Collecting the data was only half the problem. Interpreting it fast enough to keep up with shipping was the harder part. Each prompt produced fifty responses across three dimensions, plus open-text feedback. Across dozens of prompts, that became thousands of data points. Reading them manually took days.

A colleague, Jack Niland, had a meticulous way of analysing outputs like this. Considered, structured, rigorous. I trusted the thinking, but not the turnaround time. So I built a bot to operationalise something in the same spirit.

Three things were given every time: the raw participant scores from UserZoom, the scoring rubric and band thresholds, and the participant count. It returned the same structure every time: a percentage for Useful, a percentage for Confident, a percentage for Felt, and an overall performance band. The structure is what made it trustworthy.

Prompt Architecture Used to Operationalise the Niland Test

A model asked to "score these responses" can invent something plausible. A model given fixed inputs, a fixed rubric, and a fixed output structure is constrained to produce a result that the inputs support. That's less "AI judging AI" and more about using structured AI analysis to scale evidence gathering.

I called it the Niland Test–a quiet tribute to the colleague whose thinking shaped it.

What it changed

Before the Niland Test, prompts were often approved based on a skim. Afterwards, every prompt that shipped had a score attached and a bar to clear.

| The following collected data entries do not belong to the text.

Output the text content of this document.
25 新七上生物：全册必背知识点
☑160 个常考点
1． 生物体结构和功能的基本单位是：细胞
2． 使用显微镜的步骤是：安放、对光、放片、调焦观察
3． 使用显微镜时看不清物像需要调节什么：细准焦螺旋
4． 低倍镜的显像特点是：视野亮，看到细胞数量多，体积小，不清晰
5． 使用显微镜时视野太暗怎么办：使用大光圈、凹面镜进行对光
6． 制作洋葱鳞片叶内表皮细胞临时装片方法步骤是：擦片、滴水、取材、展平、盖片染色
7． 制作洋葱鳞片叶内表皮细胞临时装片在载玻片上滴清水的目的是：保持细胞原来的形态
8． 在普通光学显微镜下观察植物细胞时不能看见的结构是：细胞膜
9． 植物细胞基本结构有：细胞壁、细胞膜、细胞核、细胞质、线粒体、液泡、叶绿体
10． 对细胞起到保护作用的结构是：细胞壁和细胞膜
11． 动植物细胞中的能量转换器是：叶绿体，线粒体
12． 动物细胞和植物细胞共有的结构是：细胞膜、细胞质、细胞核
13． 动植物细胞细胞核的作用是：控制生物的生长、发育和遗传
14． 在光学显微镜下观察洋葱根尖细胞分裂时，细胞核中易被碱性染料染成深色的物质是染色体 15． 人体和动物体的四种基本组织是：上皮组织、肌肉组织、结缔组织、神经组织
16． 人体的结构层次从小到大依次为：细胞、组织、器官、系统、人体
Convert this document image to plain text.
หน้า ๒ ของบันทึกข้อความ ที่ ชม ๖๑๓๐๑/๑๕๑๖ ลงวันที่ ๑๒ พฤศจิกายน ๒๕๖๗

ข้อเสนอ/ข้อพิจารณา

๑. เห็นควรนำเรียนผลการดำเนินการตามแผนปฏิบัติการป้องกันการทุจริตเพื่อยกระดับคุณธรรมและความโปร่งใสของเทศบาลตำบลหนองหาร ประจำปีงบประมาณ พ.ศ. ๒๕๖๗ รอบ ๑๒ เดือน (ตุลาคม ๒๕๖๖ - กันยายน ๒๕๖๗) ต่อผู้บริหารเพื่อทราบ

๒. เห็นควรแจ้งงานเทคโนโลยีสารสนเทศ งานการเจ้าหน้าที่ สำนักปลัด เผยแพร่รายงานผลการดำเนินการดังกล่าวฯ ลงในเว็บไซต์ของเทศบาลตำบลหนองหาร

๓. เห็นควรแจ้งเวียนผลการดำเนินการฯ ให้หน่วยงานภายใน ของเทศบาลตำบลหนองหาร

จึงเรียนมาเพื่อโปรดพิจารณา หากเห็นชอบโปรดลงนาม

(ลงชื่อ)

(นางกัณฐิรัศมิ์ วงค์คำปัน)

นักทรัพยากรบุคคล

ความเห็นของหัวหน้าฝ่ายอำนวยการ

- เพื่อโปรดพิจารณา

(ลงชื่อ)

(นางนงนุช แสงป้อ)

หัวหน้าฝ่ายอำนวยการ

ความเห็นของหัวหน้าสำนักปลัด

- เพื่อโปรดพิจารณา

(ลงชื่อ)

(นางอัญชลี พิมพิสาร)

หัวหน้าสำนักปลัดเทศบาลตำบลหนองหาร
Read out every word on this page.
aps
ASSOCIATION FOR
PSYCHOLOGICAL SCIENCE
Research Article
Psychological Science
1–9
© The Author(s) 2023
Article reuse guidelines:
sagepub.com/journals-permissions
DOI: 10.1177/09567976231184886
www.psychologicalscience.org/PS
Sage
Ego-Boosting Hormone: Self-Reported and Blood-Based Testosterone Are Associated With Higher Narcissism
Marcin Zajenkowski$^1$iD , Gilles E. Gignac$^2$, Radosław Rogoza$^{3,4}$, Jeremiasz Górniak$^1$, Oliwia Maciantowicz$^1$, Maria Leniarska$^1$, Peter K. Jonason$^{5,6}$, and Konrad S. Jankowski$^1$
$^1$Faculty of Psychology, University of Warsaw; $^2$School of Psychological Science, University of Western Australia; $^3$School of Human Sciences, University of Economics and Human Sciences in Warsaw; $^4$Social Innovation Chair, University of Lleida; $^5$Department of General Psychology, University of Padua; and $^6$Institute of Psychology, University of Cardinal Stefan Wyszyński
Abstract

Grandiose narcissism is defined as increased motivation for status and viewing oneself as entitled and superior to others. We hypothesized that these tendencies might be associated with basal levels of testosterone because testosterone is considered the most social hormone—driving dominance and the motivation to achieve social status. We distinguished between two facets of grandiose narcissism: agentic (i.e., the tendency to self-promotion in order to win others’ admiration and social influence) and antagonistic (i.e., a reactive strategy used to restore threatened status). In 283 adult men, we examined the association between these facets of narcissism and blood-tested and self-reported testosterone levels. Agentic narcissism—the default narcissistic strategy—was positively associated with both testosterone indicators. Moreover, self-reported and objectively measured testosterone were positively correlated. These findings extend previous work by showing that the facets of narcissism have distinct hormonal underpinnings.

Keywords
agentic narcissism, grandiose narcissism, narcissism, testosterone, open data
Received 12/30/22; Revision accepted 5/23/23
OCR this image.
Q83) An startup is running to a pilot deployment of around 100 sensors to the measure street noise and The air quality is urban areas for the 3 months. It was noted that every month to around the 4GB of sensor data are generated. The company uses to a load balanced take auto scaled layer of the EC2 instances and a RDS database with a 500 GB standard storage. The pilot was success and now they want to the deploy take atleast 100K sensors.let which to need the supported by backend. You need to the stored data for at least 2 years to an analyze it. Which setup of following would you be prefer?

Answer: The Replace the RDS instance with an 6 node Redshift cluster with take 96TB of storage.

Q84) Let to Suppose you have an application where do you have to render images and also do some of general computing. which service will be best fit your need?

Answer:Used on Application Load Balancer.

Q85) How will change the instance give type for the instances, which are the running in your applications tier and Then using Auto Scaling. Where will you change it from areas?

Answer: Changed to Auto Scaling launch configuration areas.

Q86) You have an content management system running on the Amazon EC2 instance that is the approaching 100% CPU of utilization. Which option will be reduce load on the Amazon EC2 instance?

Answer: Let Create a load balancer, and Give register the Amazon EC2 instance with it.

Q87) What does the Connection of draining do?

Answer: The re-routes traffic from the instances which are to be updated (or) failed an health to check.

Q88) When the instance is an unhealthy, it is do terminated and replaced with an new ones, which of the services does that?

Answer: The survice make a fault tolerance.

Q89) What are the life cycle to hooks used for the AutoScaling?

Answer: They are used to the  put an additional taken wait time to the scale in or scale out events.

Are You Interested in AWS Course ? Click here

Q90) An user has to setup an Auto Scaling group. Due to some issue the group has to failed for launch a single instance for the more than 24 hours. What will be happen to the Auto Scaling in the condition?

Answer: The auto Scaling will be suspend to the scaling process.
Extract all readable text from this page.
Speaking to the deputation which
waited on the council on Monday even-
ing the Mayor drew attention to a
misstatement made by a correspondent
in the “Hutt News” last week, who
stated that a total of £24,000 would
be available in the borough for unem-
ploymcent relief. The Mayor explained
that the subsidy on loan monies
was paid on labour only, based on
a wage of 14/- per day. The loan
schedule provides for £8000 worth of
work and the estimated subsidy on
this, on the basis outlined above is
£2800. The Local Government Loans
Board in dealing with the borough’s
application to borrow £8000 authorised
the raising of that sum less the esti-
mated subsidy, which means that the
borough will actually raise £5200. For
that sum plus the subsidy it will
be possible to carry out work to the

The first cohort we ran was contract-drafting prompts—the prompts the team felt strongest about. Half came back below the Good band. The most interesting result was a prompt that scored highly on Useful and Confident, but poorly on Felt. The answer was right, but the tone was off enough that legal users wouldn't have sent it.

That's not a failure mode you catch by skimming.

The bigger shift was cultural. With a number attached, prompt sign-off stopped being subjective. We could point to the score and the rubric and ask what needed to change to improve it. Feedback cycles dropped from days to hours. The team moved faster. Engineering trusted the design work more because it had evidence to support it.

A note on testing AI

The Niland Test isn't a methodology I'd lift wholesale into another product. The dimensions, thresholds and participant counts were tuned to legal prompts, that user base, and that risk profile.

A consumer AI would need different dimensions. A higher-stakes one would need a higher bar.

But the principle travels.

Don't ship AI features on hope. Build a way to test them — even a rough one — and make the test fast enough to keep up with your shipping pace.

The SIX Prompt Rule helped define what good looked like. The Niland Test is what helped prove when we had it.